A quick guide for EU-funded Technical Assistance proposals and best practices for implementation
To whom the article is addressed
This article addresses small and medium business consultancy companies. I am convinced that large consulting companies know in great detail everything contained in this article and even more. But I am also convinced that the expertise of small consultancy companies can be extremely valuable and many companies of this kind are afraid to try to participate in technical assistance projects because they do not have the correct understanding of what needs to be delivered in these projects and in which way. I hope that this article will help them and will give more clarity to those who want to access technical assistance projects funded by the European Union.
This article is about Technical Assistance (TA) projects financed by the European Union. I would not like to focus too much on the financing mechanisms for TA projects, although there are significant differences between pre-EU-accession and post-EU-accession stages.

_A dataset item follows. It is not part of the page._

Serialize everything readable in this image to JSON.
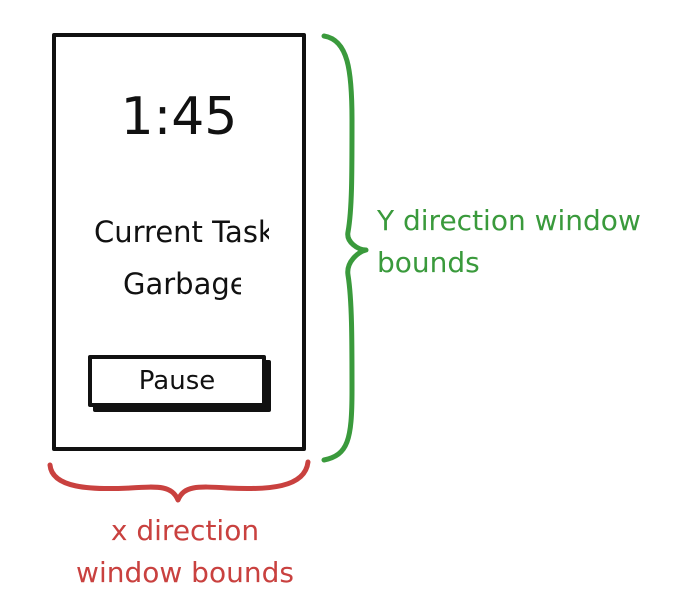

First of all, let’s set the grounds for the next sections of this article … so, what is TA? Well, there are multiple definitions, some of them very abstract or very technical. The bottom line is that TA is a specific service to be provision to the beneficiary in order to help him to achieve a specific objective. The key word in this definition is “help”. Take a look to the picture above, as Consultant, you are the guy on the top of the mountain and you are helping the other guy (the beneficiary) to claim to the top.
So, you are not climbing the mountain on behalf of the beneficiary, the beneficiary is climbing the mountain with your help.
Understanding this approach is the first (and probably the most important) step towards a good proposal and a further successful implementation. The impact of a good understanding of this approach is decisive for determining the scope of work, the implementation strategy and the project budget.
Another important aspect is that TA is (first) about learning-by-doing and (second) about securing long-term results.
In other words, as Consultant, you need (first) to work side-by-side with the beneficiary in order to build the tools and (second) you need to create the framework which will allow the beneficiary to continue, further develop and maintain the results after the implementation ends.